L’intollerabilità di questo umiliante affronto è resa ulteriore da quello che soprattutto la FLC sostiene: e cioè che tale “mancetta” verrà integrata dai soldi del “bonus” che finalmente – sostengono – potrà essere assegnata ai “migliori” e sottratta all’arbitrio dei presidi. In realtà su questo punto il contratto ci fa cadere dalla padella nella brace. Perché stabilisce che ai presunti “migliori” dovrà andare un premio superiore almeno del 30% a quello degli altri/e, rendendolo un obbligo contrattuale e affidandone la gestione per lo più ai sindacati di Palazzo che, grazie alle regole assolutamente antidemocratiche con cui si eleggono le RSU, ne gestiscono gran parte.
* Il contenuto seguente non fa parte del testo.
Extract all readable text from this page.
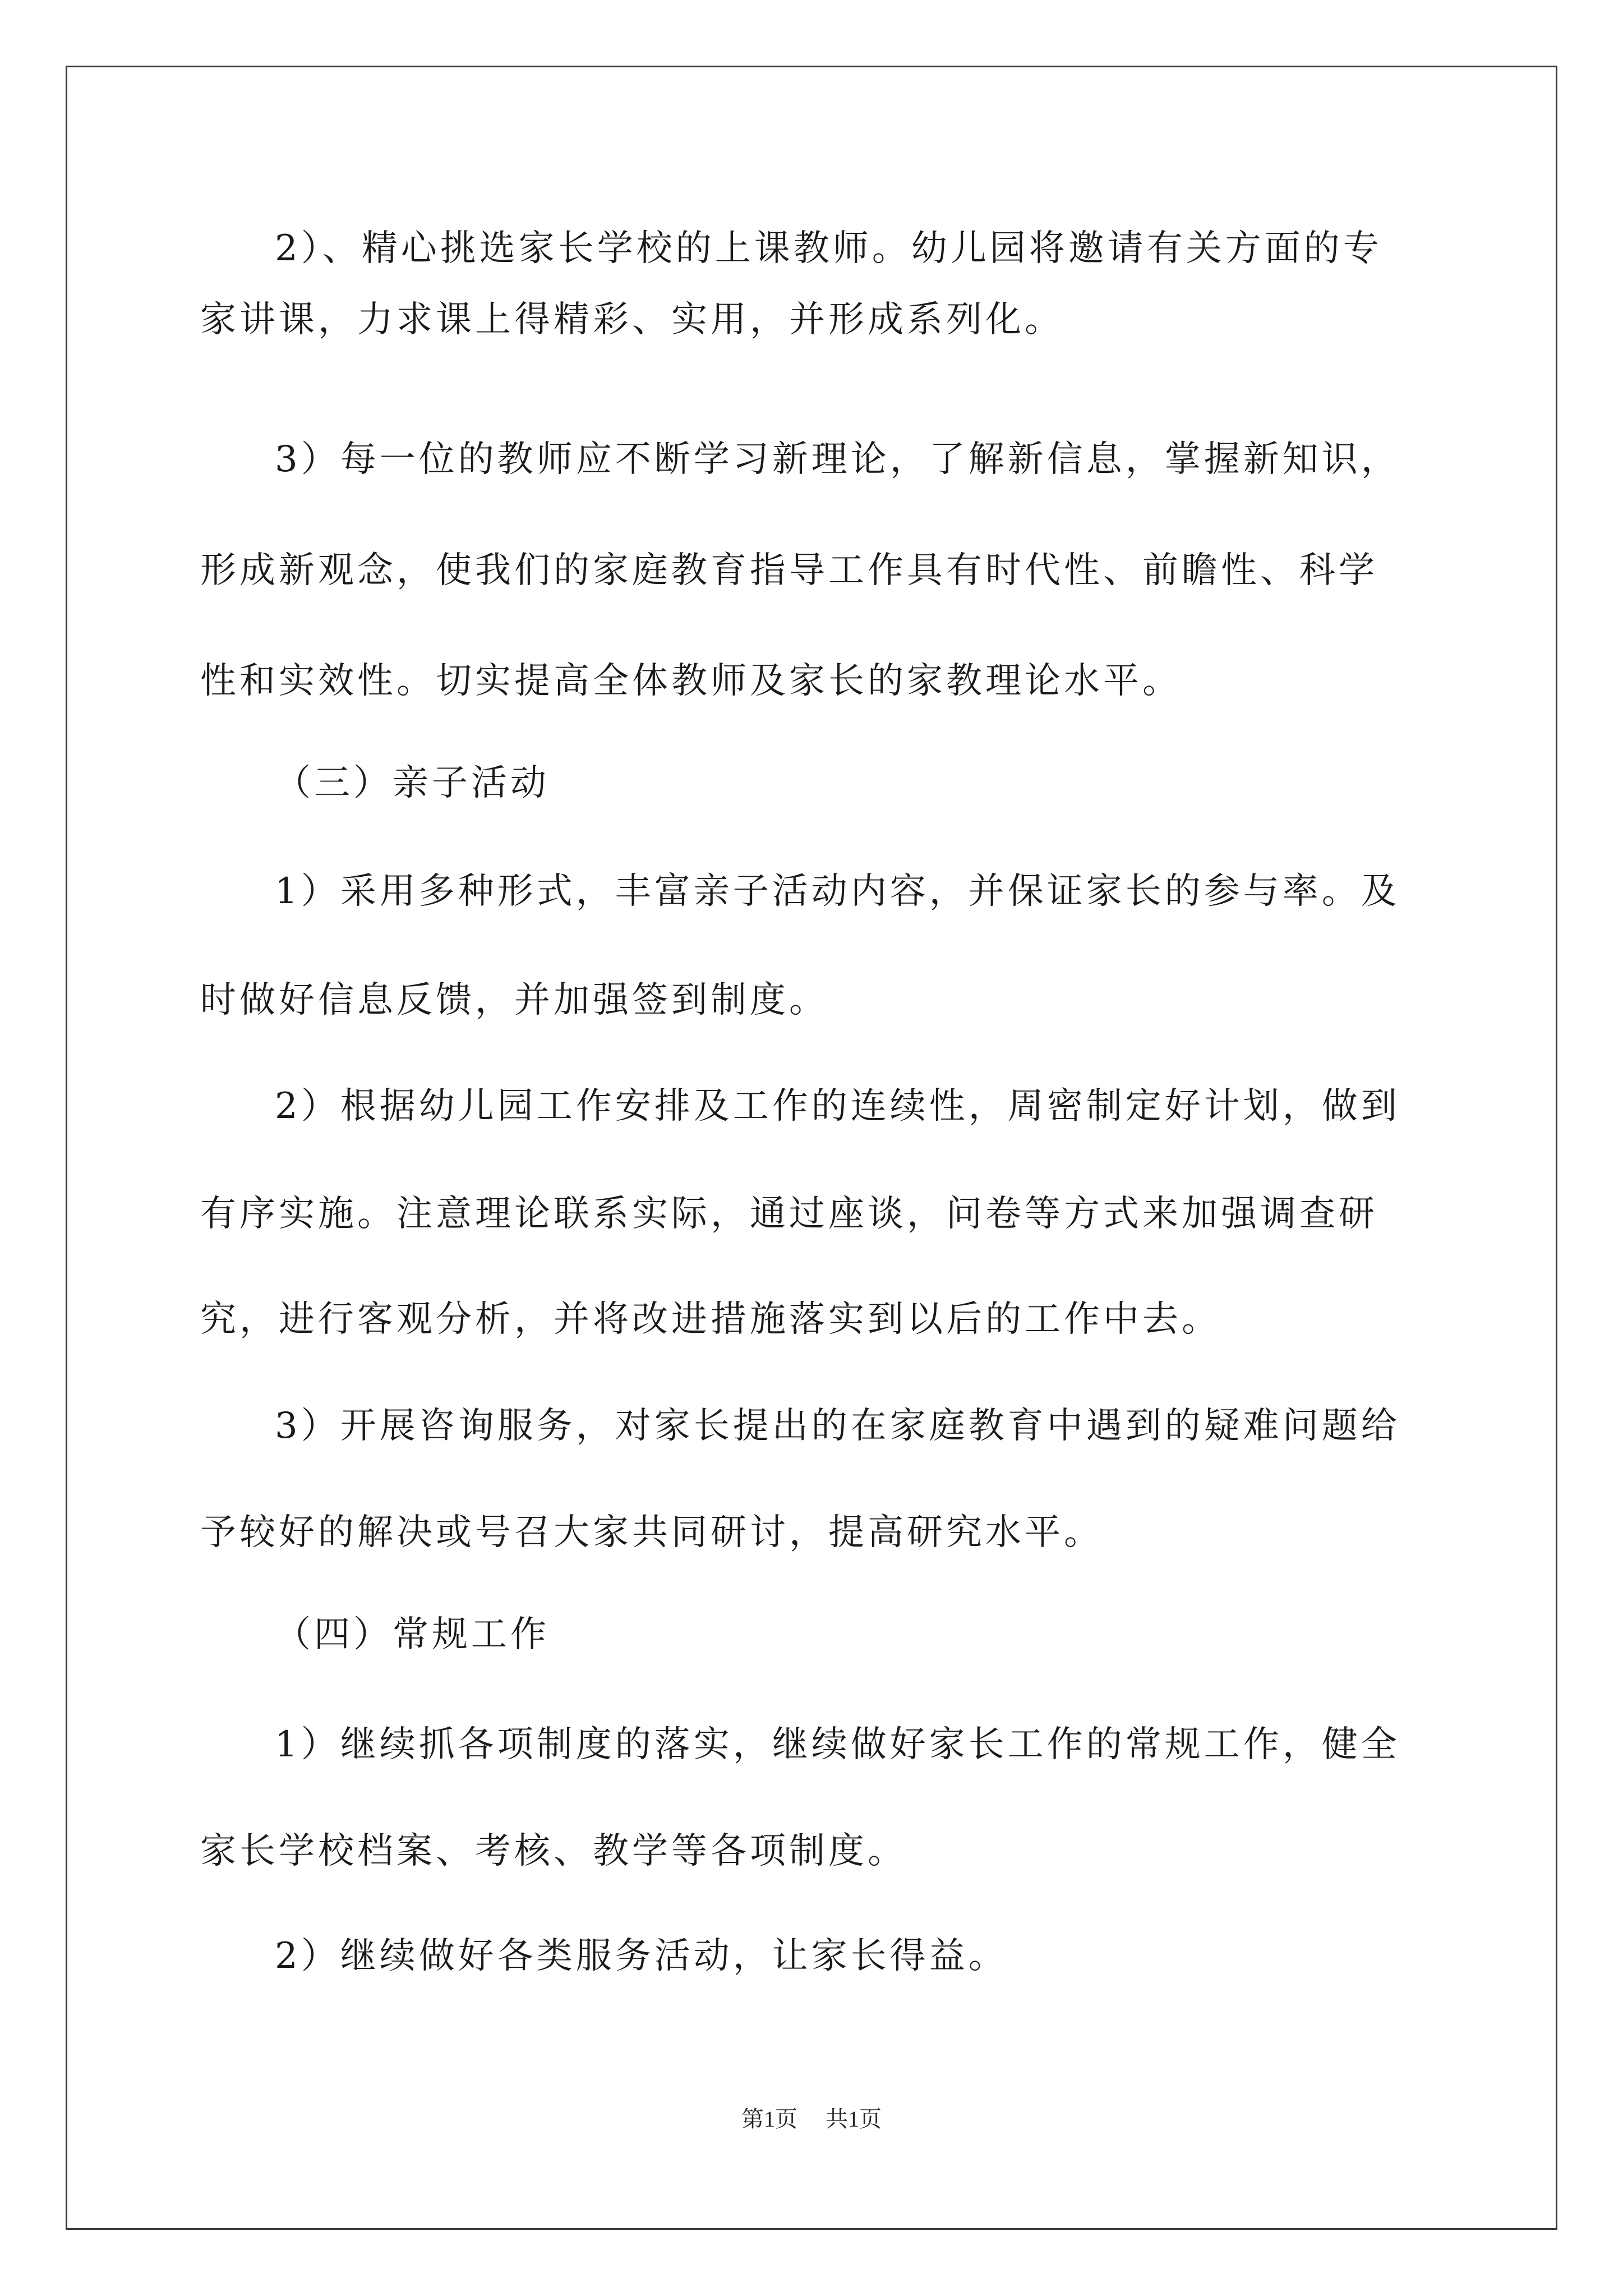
2）、精心挑选家长学校的上课教师。幼儿园将邀请有关方面的专

家讲课，力求课上得精彩、实用，并形成系列化。

3）每一位的教师应不断学习新理论，了解新信息，掌握新知识，

形成新观念，使我们的家庭教育指导工作具有时代性、前瞻性、科学

性和实效性。切实提高全体教师及家长的家教理论水平。

（三）亲子活动

1）采用多种形式，丰富亲子活动内容，并保证家长的参与率。及

时做好信息反馈，并加强签到制度。

2）根据幼儿园工作安排及工作的连续性，周密制定好计划，做到

有序实施。注意理论联系实际，通过座谈，问卷等方式来加强调查研

究，进行客观分析，并将改进措施落实到以后的工作中去。

3）开展咨询服务，对家长提出的在家庭教育中遇到的疑难问题给

予较好的解决或号召大家共同研讨，提高研究水平。

（四）常规工作

1）继续抓各项制度的落实，继续做好家长工作的常规工作，健全

家长学校档案、考核、教学等各项制度。

2）继续做好各类服务活动，让家长得益。

第1页 共1页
Di fronte a questo sconcio, lasciano allibiti i “lamenti” dello Snals che fino a ieri teneva lo stesso “sacco” degli altri. Sostiene Serafini di non aver firmato non perché trattasi di schifezze ma perché “ci sono stati passi avanti e risposte, ma non tutte…non è stato possibile approfondire le modifiche” e che comunque non esistono “solo i docenti e non si vive di solo pane” (boh???): quasi a sostenere che i docenti sono stati compensati con tanto “pane” ma non è chiara la sorte degli altri.

Ora la parola passa a docenti e ATA che hanno una immediata occasione per ribellarsi e mandare un segnale forte, partecipando in massa allo sciopero  del 23 febbraio, indetto dai COBAS e da altri sindacati conflittuali, e alla manifestazione nazionale a Roma (MIUR, V.le Trastevere, ore 9,30) e successivamente non votando nelle elezioni RSU, pur truccate, i sindacati di Palazzo. Dai quali, se davvero almeno per qualche giorno vogliono prendere le distanze, possono distinguersi Snals e Gilda invitando i/le loro aderenti a scioperare anch’essi/e il 23.